On pourrait se croire à Douarnenez : les mats et les vergues du Duchesse Anne
tutoient le ciel, le feu du Sandettie joue avec les façades. La silhouette du
Princess Elizabeth, quant à elle, semble avoir toujours été présente.
Construit en 1926-1927 près de Southampton, le navire reçoit
le nom de Princess Elizabeth en l’honneur de la petite-fille du Roi Georges V,
qui vient de naître. La silhouette du bâtiment est banale dans les eaux
britanniques d’alors. Ce « paddle steamer », un navire à roues à
aubes, propulsé à la vapeur, comme les trains, est un moyen de transport fiable
et classique. Avec sa coque métallique, il affiche un tonnage brut de 377
tonnes, mesure 59 mètres de long pour 14 de large. Seize hommes suffisent à sa
manœuvre. Comme ses sister-ships, c’est un navire pensé pour être polyvalent,
utilisé pour la plaisance et les excursions mais aussi comme paquebot côtier et
ferry puisque son pont avant a été renforcé pour transporter des voitures. Le
navire semble petit mais il n’en emporte pas moins de 600 passagers par
traversée.
Les sombres heures de gloire
La guerre éclate, le Princess Elizabeth doit contribuer à
l’effort de guerre. Le voilà réquisitionné par la Navy. Son faible tirant d’eau
permet de le transformer comme dragueur de mines. Pour cela, il reçoit même un
canon de 105 mm sur la plage avant. Evidemment, temps de guerre oblige, il
abandonne son nom de baptême pour l’immatriculation J 111. Il ne quitte pas
pour autant son port d’attache de Southampton car il intègre alors la 10e
flottille de dragueurs de mines. Les orages d’aciers le font venir à Dunkerque
pour des croisières terriblement mouvementées. En quatre traversées, il ramène
1673 soldats, dont 500 Français. A ce titre, il reçoit la croix de guerre
« Dunkirk 1940 ». Son sister Ship, le Medway Queen, aujourd’hui en
cours de restauration, en évacue quant à lui 7.000 hommes et est récompensé du
titre d’« héroïne de Dunkerque ».
L’évacuation de Dunkerque menée à son terme, il est affecté à la défense
anti-aérienne et ne peut reprendre son service civil qu’en 1944. Des dragueurs
de mines à roues à aubes, il est le seul survivant, les autres ayant été
détruits par l’aviation allemande. Certains gisent d’ailleurs encore sur nos
plages, réduits à leur plus simple expression ensablées dans l’estran…
Retour à la vie civile.
En 1946, la chaudière à charbon fait place au diesel. A
partir de cette date, il change régulièrement de propriétaire mais la fin
approche subrepticement.
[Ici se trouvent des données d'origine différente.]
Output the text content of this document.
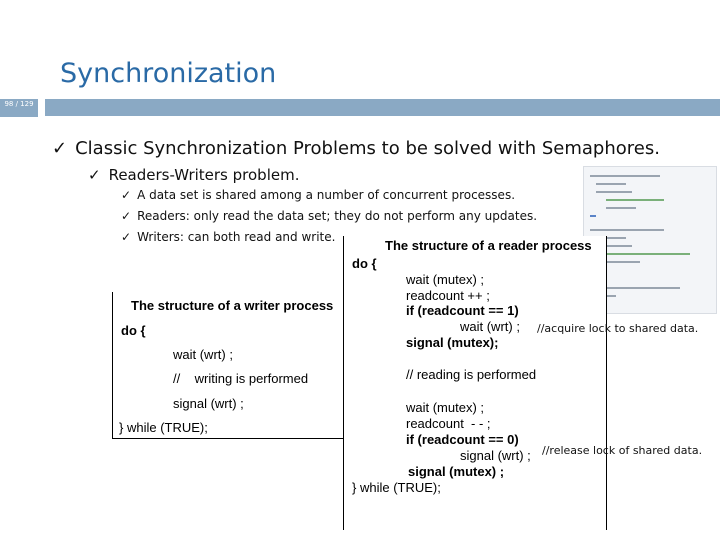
Synchronization
98 / 129
✓ Classic Synchronization Problems to be solved with Semaphores.
✓ Readers-Writers problem.
✓ A data set is shared among a number of concurrent processes.
✓ Readers: only read the data set; they do not perform any updates.
✓ Writers: can both read and write.
The structure of a writer process
do {
wait (wrt) ;
//    writing is performed
signal (wrt) ;
} while (TRUE);
The structure of a reader process
do {
wait (mutex) ;
readcount ++ ;
if (readcount == 1)
wait (wrt) ;
signal (mutex);
// reading is performed
wait (mutex) ;
readcount  - - ;
if (readcount == 0)
signal (wrt) ;
signal (mutex) ;
} while (TRUE);
//acquire lock to shared data.
//release lock of shared data.
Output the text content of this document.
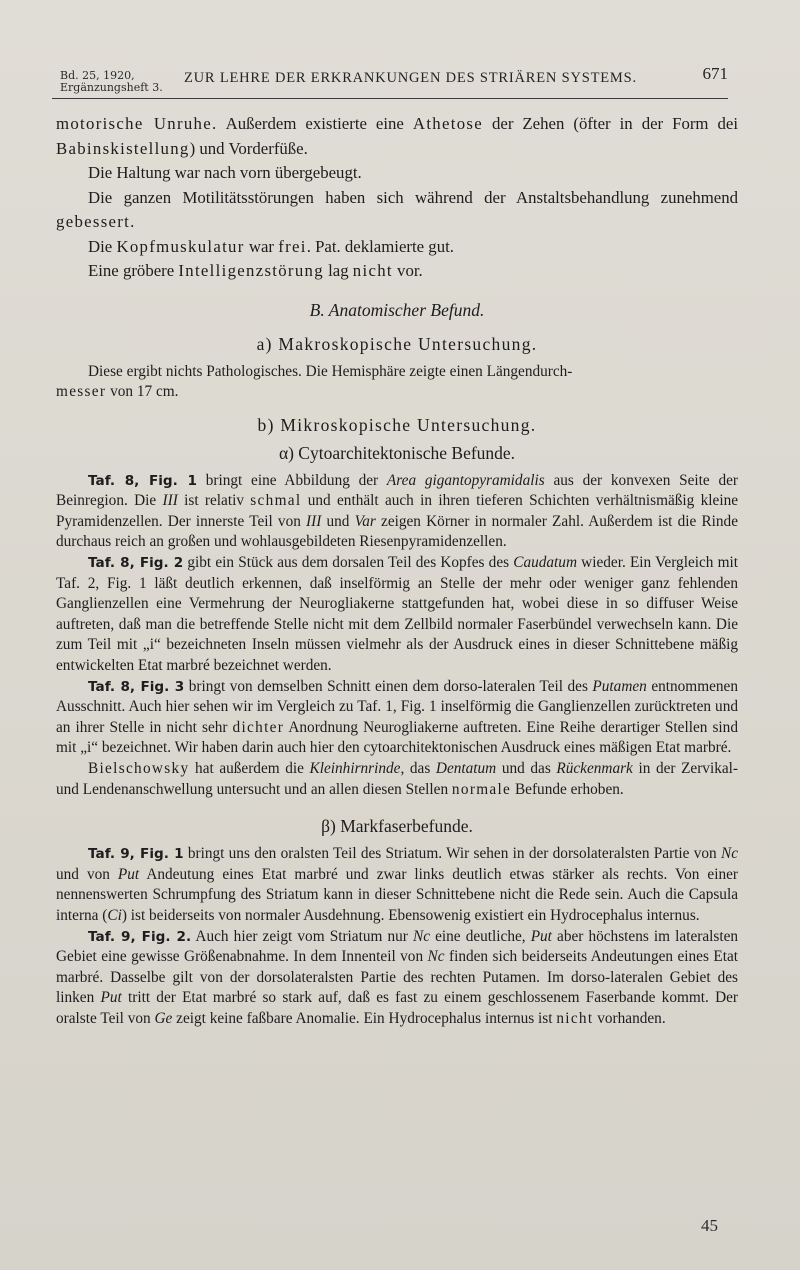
Bd. 25, 1920,
Ergänzungsheft 3.
ZUR LEHRE DER ERKRANKUNGEN DES STRIÄREN SYSTEMS.	671

motorische Unruhe. Außerdem existierte eine Athetose der Zehen (öfter in der Form dei Babinskistellung) und Vorderfüße.

Die Haltung war nach vorn übergebeugt.

Die ganzen Motilitätsstörungen haben sich während der Anstaltsbehandlung zunehmend gebessert.

Die Kopfmuskulatur war frei. Pat. deklamierte gut.

Eine gröbere Intelligenzstörung lag nicht vor.

B. Anatomischer Befund.
a) Makroskopische Untersuchung.

Diese ergibt nichts Pathologisches. Die Hemisphäre zeigte einen Längendurch-

messer von 17 cm.

b) Mikroskopische Untersuchung.
α) Cytoarchitektonische Befunde.

Taf. 8, Fig. 1 bringt eine Abbildung der Area gigantopyramidalis aus der konvexen Seite der Beinregion. Die III ist relativ schmal und enthält auch in ihren tieferen Schichten verhältnismäßig kleine Pyramidenzellen. Der innerste Teil von III und Var zeigen Körner in normaler Zahl. Außerdem ist die Rinde durchaus reich an großen und wohlausgebildeten Riesenpyramidenzellen.

Taf. 8, Fig. 2 gibt ein Stück aus dem dorsalen Teil des Kopfes des Caudatum wieder. Ein Vergleich mit Taf. 2, Fig. 1 läßt deutlich erkennen, daß inselförmig an Stelle der mehr oder weniger ganz fehlenden Ganglienzellen eine Vermehrung der Neurogliakerne stattgefunden hat, wobei diese in so diffuser Weise auftreten, daß man die betreffende Stelle nicht mit dem Zellbild normaler Faserbündel verwechseln kann. Die zum Teil mit „i“ bezeichneten Inseln müssen vielmehr als der Ausdruck eines in dieser Schnittebene mäßig entwickelten Etat marbré bezeichnet werden.

Taf. 8, Fig. 3 bringt von demselben Schnitt einen dem dorso-lateralen Teil des Putamen entnommenen Ausschnitt. Auch hier sehen wir im Vergleich zu Taf. 1, Fig. 1 inselförmig die Ganglienzellen zurücktreten und an ihrer Stelle in nicht sehr dichter Anordnung Neurogliakerne auftreten. Eine Reihe derartiger Stellen sind mit „i“ bezeichnet. Wir haben darin auch hier den cytoarchitektonischen Ausdruck eines mäßigen Etat marbré.

Bielschowsky hat außerdem die Kleinhirnrinde, das Dentatum und das Rückenmark in der Zervikal- und Lendenanschwellung untersucht und an allen diesen Stellen normale Befunde erhoben.

β) Markfaserbefunde.

Taf. 9, Fig. 1 bringt uns den oralsten Teil des Striatum. Wir sehen in der dorsolateralsten Partie von Nc und von Put Andeutung eines Etat marbré und zwar links deutlich etwas stärker als rechts. Von einer nennenswerten Schrumpfung des Striatum kann in dieser Schnittebene nicht die Rede sein. Auch die Capsula interna (Ci) ist beiderseits von normaler Ausdehnung. Ebensowenig existiert ein Hydrocephalus internus.

Taf. 9, Fig. 2. Auch hier zeigt vom Striatum nur Nc eine deutliche, Put aber höchstens im lateralsten Gebiet eine gewisse Größenabnahme. In dem Innenteil von Nc finden sich beiderseits Andeutungen eines Etat marbré. Dasselbe gilt von der dorsolateralsten Partie des rechten Putamen. Im dorso-lateralen Gebiet des linken Put tritt der Etat marbré so stark auf, daß es fast zu einem geschlossenem Faserbande kommt. Der oralste Teil von Ge zeigt keine faßbare Anomalie. Ein Hydrocephalus internus ist nicht vorhanden.

45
Son style suranné lui vaut de participer au tournage
de deux films, « Les enfants du Capitaine Grant » de la firme Walt
Disney en 1961, puis à celui de « Gordon of Khartoum » en 1965.
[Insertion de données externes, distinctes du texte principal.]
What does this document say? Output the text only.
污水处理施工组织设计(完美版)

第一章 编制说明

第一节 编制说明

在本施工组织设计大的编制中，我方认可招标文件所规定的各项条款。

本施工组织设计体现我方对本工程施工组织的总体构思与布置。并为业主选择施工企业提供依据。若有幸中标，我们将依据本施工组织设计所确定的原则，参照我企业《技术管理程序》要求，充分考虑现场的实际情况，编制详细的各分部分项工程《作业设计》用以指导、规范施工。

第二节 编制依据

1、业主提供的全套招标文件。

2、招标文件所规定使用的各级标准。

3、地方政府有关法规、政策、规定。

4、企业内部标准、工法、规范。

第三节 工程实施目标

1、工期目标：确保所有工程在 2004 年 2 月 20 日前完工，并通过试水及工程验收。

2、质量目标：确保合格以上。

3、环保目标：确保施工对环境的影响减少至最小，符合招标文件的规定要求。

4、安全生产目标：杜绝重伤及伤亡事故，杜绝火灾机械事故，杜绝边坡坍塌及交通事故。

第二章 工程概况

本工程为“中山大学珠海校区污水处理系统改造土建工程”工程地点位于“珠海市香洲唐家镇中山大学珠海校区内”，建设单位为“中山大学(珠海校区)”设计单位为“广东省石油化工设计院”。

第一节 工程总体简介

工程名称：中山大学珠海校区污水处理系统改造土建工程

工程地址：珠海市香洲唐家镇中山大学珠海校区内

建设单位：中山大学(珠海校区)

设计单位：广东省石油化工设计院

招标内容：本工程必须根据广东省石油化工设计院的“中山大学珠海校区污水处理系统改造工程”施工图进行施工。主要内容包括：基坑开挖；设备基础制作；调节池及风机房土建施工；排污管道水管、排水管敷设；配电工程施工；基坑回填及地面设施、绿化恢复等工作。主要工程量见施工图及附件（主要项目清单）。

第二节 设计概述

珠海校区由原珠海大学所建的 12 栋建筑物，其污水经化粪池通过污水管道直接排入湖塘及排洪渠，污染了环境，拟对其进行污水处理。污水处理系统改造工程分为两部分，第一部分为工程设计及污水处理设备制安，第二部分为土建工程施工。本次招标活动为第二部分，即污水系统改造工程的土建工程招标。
Malheureusement pour lui, les modes changent, les Anglais découvrent des
destinations plus exotiques et délaissent le navire. Les croisières ne sont
plus à l’ordre du jour, on lui préfère l’avion et des séjours plus lointains.
Malgré le charme du navire, la rentabilité n’est donc plus au rendez-vous. Il
faut se résoudre à lui offrir une nouvelle carrière. L’année suivante, il est
brièvement transformé en casino flottant mais l’aventure tourne court et son
propriétaire le désarme. Le moteur et la barre sont enlevés et rejoignent le
musée naval de Southampton. En 1970, on le retrouve sur la Tamise où il
accueille un Pub et un restaurant. En 1987, après avoir été restauré, il
rejoint le quai de Javel à Paris où il devient un centre d’exposition pour
l’association de défense des arts typographiques… jusqu’en 199 où l’association
Dunkerque Congrès le rachète grâce à de nombreuses subventions. La transaction,
d’un cout de 6,7 millions de francs (1,2 millions d’euros) conclue, il
rejoint le quai de l’estacade et
participe ainsi aux célébrations du soixantième anniversaire de l’opération
Dynamo. En même temps, il rejoint l’association des Little ships. Le voilà donc
revenu pour des activités plus pacifiques qu’en 1940 et désormais fait partie
du paysage dunkerquois, comme s’il n’avait jamais quitté le port.